An Outstretched Hand 13 years-ago this month I arrived at LAX where my best partner in crime had agreed to scoop me, drive me up…

the cost of rehab

An Outstretched Hand

13 years-ago this month I arrived at LAX where my best partner in crime had agreed to scoop me, drive me up the coast and deposit me at a drug and alcohol rehab center.  Before leaving we swung by his house for provisions.  Like I said, he’s THE BEST partner in crime.  That day I’d hit the jackpot because Michelle, his older sister, was visiting.  Michelle was an icon of my childhood and adolescence.  She’s several years older than us, but those years might as well have been decades. She lived on a different stratosphere than we did; mature, exotic, Hollywood, inaccessible. She was my Marlene Dietrich. She was also 12 years clean and sober. Let’s talk a bit about my experience and also about the cost of rehab (financially and emotionally).

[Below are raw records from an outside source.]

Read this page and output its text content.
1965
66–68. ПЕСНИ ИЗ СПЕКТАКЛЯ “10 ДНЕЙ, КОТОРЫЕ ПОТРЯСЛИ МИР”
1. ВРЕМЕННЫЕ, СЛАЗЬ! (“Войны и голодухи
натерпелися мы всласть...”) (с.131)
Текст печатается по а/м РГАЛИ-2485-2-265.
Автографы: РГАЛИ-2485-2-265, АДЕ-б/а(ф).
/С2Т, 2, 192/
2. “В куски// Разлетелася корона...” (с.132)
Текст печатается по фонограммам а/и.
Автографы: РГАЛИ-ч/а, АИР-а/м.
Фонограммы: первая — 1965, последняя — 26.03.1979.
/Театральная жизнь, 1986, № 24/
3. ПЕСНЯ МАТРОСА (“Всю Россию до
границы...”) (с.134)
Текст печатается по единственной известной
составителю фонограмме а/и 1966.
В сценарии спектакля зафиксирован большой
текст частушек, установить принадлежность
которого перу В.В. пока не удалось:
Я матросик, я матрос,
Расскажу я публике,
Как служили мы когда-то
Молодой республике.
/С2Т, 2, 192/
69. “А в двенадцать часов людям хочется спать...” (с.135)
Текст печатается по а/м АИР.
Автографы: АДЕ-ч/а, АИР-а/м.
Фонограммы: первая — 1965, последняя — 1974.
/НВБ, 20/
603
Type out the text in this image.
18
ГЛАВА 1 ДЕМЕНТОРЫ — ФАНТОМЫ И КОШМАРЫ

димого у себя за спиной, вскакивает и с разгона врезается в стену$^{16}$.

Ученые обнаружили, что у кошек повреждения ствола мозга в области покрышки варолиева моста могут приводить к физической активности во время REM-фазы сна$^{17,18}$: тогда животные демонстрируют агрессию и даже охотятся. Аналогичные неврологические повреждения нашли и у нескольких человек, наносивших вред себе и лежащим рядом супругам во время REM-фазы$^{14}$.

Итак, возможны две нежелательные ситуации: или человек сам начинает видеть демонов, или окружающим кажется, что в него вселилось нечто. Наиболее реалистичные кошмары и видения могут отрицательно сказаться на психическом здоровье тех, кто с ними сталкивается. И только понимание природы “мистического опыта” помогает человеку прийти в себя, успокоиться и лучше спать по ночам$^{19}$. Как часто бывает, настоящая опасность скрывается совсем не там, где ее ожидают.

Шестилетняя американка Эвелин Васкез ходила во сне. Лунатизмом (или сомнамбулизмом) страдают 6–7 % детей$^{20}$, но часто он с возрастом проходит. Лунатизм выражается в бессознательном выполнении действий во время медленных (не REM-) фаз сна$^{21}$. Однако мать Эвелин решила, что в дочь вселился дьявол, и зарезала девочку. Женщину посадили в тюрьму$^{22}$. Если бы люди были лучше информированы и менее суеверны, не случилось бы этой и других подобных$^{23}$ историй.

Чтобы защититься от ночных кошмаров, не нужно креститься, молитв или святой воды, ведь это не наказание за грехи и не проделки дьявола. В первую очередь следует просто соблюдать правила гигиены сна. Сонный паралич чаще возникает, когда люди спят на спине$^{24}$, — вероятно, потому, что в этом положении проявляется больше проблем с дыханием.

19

“So, you’re off to rehab huh Tony?  ‘Bout time!  What’s that gonna cost ya?”

“$12,800!” Chest puffed out, trying dreadfully to impress her with my access to cash…that wasn’t mine.

She responded, “Pay me half that, stay on my couch for 28 days. I’ll teach you everything you need to know.”

It Took a Village – The cost of Rehab to me

Certainly 28 days on Michelle’s couch would have exposed me to abstinence.  She undoubtedly would have had me reading the Big Book, attending meetings, praying and who knows, maybe I’d have gotten it.

But something happens to me every year around my anniversary.  I retrace my path to recovery and it always, always starts with Laura, David, Cris, Matthew, Linda, Taylor, Joanne, Breanna, Jennifer, and Sammy just to name a few.  The other “broken toys” I attended rehab with.  The handful of tiny, yet infinitely meaningful connections I made with other human beings during those 28 days that provided the initial ingredients to the recipe that produced the life I live today.

What did those connections do to that version of me?  They held up a mirror for me to gain a more accurate perspective of myself.  They ripped through my delusional denial and helped me see what works and more importantly, what doesn’t work for me.  They made me laugh uncontrollably and cry, finally really cry.  They asked me to be honest and more importantly told me when I wasn’t.  They held me accountable for the things I said I would do.  They helped me see my truth.

It was like 28 days of bumper cars.

room mate group

On day 3 I was released from detox and given a room for 2.  Having a roommate was required.  I was assigned a skinny, inner city kid who prostituted himself as my roommate.  My overblown sense of self-importance was intrigued by the selection.  “What were they thinking putting me in here with this kid?” ricocheted around in my head, along with several other less than flattering versions of that statement.

That night, as we both lie awake in the sweltering July heat, we had the first of many late-night conversations.

“Tony, do you know how to pray?”

“Yup”

“Will you show me?”

That night and for the next 20 + nights, that young man and I got on our knees and prayed together.  He told me it helped him feel safe and sleep better.  I believe it did more for me.

A Bonding Problem – The cost of Rehab to others

While Michelle’s offer was noble in nature, what she couldn’t provide or replicate in her apartment was the bonding that took place in that old abandoned whore house in Northern California.  More so than the counselors, life coaches, psychologists and other specialists on the staff, I bonded with those beautiful, broken souls.  I got over myself – learning alongside them.

Over the next 5 years I took what I learned through those initial bonding experiences to the rooms of NA and began the next phase of learning to connect with the addicts and alcoholics where I lived.  Through the help of Shane, Roger, Mike, Dino, Laine, Val, Jeff, Omar, Mario and hundreds of others, we, together overcame our bonding issues.  Night after night they helped me see what was wrong with my approach to life and relationships with other people.  They helped me define what I wanted with my life and more importantly and frankly more often, what I didn’t want with my life.

No one person could have done that for me.  It was the collective; a million different interactions and conversations   It was more of them than me.  They were a power greater than me shinning a light down into my cellar, offering me a hand-out.

Using the 12-step program as a platform for life, not a lifeline.

Somewhere along the line the 12 Steps stopped being about drugs and alcohol.  Thankfully, staying clean had become relatively easy. Connecting with addicts seeking recovery became easier.  My challenges became and remain today; how do I recognize, cultivate and deepen the connections that are of value to me? How do I continue to broaden the number of connections I have to the outside world? How successfully do I relate to and bond with others? Am I capable of being in a loving, intimate relationship?

Today marriage and fatherhood challenge my “connection issues” in every way imaginable.  Nurturing those fragile relationships most days takes a skill set beyond my capacities.  I fail often.  I work to foster the handful of incredible, decades-long friendships I have with men in my life who challenge me to be a better version of myself.  I seek to deepen the quality of the culture in the places I work and play and sometimes, 13 years later, I still have to force myself to say ‘yes’ to a simple invite to coffee and conversation.

Do the think the cost of rehab was worth it?